A surgical hip dislocation was performed using the Ganz technique. After capsulotomy, 20 mL of hemorrhagic synovial fluid was aspirated. On dislocation of the femoral head, an anterior cortical prominence was identified at the femoral head–neck junction. The lesion measured approximately 1 × 1 cm. Dynamic assessment revealed that the prominence impinged beneath the anterior labrum, producing femoroacetabular impingement (FAI)–type contact. The labrum and acetabular cartilage were intact.

The lesion was excised, and the femoral head-neck offset was restored by resecting the anterior cortical bone until full sphericity of the femoral head was achieved (Fig. 2). After reduction, intraoperative assessment confirmed full, impingement-free hip motion.

Figure 2: Intraoperative findings. (a) Anterior cortical prominence and hemorrhagic synovitis. (b) Resection of the osteoid osteoma and restoration of the femoral head–neck offset.

Post-operative management included partial weight-bearing with crutches and limiting hip flexion to 90° for 6 weeks. The patient then began a physical therapy program to restore range of motion and strength. Histological analysis confirmed the diagnosis of OO.

At 2-year follow-up, the patient was pain-free, with normal gait, full range of motion, and no clinical or radiographic signs of FAI (Fig. 3).

Figure 3: Two-year follow-up radiographs showing normal hip morphology. (a) Anteroposterior pelvis radiograph. (b) Lowenstein’s view of the pelvis.

Intra‑articular OO of the hip often presents atypically, leading to delayed diagnosis. May et al. reported diagnostic delays exceeding 6 months in 43% of pediatric and adolescent patients, with some undergoing surgery for presumed alternative hip disorders before the OO was identified ^[4]. Our patient experienced a 2-year delay due to nonspecific symptoms.

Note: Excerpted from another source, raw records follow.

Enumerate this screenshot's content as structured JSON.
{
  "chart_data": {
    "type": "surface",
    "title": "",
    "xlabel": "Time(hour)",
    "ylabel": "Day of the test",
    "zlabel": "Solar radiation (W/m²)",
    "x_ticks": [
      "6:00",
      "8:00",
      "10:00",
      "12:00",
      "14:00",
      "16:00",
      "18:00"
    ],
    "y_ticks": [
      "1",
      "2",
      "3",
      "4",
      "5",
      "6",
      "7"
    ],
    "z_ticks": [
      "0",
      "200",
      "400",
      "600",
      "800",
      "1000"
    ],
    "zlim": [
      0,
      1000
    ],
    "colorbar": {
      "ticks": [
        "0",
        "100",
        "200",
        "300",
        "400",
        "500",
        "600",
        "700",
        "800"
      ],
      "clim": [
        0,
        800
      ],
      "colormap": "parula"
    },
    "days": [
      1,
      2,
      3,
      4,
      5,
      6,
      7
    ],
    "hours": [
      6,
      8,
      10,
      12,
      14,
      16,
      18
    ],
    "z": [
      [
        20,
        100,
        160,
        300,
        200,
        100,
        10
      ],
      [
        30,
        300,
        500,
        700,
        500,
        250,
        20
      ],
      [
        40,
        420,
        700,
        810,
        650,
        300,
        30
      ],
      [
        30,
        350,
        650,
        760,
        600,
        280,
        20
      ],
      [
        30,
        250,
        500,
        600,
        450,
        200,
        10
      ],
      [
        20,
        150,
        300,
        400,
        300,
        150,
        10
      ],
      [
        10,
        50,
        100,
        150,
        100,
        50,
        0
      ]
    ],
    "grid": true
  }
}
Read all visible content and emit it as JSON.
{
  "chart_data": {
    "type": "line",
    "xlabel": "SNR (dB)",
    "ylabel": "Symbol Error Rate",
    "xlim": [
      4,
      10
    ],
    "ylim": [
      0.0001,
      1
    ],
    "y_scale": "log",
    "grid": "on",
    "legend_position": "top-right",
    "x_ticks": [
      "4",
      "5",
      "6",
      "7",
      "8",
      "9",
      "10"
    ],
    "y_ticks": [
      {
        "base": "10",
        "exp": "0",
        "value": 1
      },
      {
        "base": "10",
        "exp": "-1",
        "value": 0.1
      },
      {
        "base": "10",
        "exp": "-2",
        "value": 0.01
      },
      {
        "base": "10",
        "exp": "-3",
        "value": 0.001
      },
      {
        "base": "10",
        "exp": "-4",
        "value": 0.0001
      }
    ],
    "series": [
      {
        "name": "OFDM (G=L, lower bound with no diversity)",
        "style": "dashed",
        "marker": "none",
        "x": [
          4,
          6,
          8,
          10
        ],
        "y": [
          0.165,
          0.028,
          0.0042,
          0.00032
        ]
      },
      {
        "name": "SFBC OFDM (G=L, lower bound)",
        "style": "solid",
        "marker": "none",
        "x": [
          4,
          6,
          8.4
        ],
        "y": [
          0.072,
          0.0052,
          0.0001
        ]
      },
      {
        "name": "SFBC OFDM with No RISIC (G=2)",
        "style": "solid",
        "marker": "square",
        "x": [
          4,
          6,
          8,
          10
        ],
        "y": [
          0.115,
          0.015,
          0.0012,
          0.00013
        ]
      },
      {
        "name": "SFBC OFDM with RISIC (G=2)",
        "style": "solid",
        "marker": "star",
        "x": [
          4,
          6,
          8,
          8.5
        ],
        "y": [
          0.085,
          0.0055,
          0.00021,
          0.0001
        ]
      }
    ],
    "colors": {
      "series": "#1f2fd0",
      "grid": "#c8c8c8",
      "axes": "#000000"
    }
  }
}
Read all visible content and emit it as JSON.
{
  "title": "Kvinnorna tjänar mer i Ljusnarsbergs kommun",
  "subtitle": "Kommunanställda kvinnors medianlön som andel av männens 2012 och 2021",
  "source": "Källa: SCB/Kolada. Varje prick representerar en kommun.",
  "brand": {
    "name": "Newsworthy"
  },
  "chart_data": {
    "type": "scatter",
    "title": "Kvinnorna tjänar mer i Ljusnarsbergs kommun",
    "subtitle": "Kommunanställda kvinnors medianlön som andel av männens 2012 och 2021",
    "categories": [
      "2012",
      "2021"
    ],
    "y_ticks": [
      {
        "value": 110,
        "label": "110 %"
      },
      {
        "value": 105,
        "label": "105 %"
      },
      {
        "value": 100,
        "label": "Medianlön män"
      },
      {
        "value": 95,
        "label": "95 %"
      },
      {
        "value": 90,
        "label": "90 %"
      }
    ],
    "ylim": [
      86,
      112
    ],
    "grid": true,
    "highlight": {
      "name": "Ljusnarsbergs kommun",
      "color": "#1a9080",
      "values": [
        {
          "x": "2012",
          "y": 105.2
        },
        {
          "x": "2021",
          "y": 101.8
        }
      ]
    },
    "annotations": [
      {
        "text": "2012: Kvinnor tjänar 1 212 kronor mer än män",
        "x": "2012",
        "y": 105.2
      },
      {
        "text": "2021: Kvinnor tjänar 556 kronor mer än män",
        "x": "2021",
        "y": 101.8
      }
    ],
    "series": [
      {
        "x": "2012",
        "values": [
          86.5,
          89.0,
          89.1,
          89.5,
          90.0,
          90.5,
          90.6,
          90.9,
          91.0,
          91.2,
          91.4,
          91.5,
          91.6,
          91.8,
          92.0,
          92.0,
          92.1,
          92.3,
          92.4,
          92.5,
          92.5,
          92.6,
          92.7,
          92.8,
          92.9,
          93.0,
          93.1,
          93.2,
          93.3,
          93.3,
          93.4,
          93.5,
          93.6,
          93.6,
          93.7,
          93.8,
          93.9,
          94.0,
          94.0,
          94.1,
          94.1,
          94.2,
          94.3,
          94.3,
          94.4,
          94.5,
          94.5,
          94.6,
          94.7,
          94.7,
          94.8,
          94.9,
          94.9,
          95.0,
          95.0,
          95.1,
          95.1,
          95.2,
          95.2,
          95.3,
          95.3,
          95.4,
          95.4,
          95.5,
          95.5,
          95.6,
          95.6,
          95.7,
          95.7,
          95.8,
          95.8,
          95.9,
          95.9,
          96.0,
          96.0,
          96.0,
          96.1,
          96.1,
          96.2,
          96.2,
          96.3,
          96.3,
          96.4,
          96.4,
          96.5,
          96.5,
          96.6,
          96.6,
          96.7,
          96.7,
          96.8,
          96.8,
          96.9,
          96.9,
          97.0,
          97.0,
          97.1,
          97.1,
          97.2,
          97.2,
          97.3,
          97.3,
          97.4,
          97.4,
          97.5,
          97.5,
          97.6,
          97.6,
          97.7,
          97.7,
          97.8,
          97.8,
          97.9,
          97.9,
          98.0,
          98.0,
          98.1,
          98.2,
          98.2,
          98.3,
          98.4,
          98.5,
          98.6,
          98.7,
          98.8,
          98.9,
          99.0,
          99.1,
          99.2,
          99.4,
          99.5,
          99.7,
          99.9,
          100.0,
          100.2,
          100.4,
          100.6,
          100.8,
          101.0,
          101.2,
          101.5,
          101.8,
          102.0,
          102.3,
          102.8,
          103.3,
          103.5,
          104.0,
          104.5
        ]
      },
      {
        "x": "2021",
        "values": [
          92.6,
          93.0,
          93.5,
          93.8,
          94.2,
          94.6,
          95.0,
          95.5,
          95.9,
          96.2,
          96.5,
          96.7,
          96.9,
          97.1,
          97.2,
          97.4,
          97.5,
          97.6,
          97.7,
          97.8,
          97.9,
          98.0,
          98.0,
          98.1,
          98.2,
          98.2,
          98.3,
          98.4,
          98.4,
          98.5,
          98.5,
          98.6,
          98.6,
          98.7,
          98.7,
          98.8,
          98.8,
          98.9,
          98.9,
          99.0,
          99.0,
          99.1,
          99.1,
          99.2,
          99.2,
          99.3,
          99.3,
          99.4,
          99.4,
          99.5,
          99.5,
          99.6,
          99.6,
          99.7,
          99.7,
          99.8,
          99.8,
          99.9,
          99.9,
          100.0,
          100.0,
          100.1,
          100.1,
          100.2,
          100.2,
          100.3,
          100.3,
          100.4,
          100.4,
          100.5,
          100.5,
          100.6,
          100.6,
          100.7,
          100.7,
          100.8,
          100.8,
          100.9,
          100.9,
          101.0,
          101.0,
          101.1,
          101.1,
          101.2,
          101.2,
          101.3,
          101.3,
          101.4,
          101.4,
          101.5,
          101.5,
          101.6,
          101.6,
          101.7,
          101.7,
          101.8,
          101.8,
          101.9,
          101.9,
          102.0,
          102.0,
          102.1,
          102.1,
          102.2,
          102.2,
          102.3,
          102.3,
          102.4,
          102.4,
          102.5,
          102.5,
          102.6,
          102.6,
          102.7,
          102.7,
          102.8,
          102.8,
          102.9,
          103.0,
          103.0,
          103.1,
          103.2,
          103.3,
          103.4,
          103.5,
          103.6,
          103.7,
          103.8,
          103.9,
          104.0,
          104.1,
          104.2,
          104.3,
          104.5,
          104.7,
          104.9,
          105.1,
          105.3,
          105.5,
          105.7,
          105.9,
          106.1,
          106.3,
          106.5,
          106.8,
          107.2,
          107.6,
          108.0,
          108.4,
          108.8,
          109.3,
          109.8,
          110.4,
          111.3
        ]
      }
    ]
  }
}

OO may mimic FAI. Pianta et al. described a 16-year-old athlete whose intra-capsular OO produced cortical changes resembling early Cam deformity, ultimately requiring lesion ablation but leaving residual motion restriction ^[9]. Similarly, Spiker et al. reported that many of the patients with intra-articular OO exhibited FAI-like symptoms, with several requiring Cam decompression in addition to lesion resection ^[2].

Surgical hip dislocation has been shown to be safe and effective in adolescents with various hip disorders ^[6,7,8]. Mainzer et al. reported successful treatment of an 18-year-old with intra‑articular OO using this approach, achieving complete symptom resolution ^[10].

Our patient represents one of the youngest reported cases treated with surgical hip dislocation for intra-articular OO. This approach provided full visualization of the femoral head–neck junction, allowed complete excision of the nidus, and enabled dynamic assessment to ensure restoration of impingement-free motion. At 2-year follow-up, the patient remains asymptomatic with excellent functional outcomes.

Intra-articular OO of the hip may mimic FAI and lead to delayed diagnosis in adolescents. CT and magnetic resonance arthrography are valuable tools for identifying the nidus. Surgical hip dislocation offers full access to the femoral head-neck junction and allows safe, complete resection of intra-articular lesions while preserving vascularity.

Intra-articular osteoid osteoma of the hip may mimic femoroacetabular impingement and lead to delayed diagnosis in adolescents. Surgical hip dislocation provides full access to the femoral head–neck junction, allowing safe and complete resection of the nidus with excellent functional outcomes.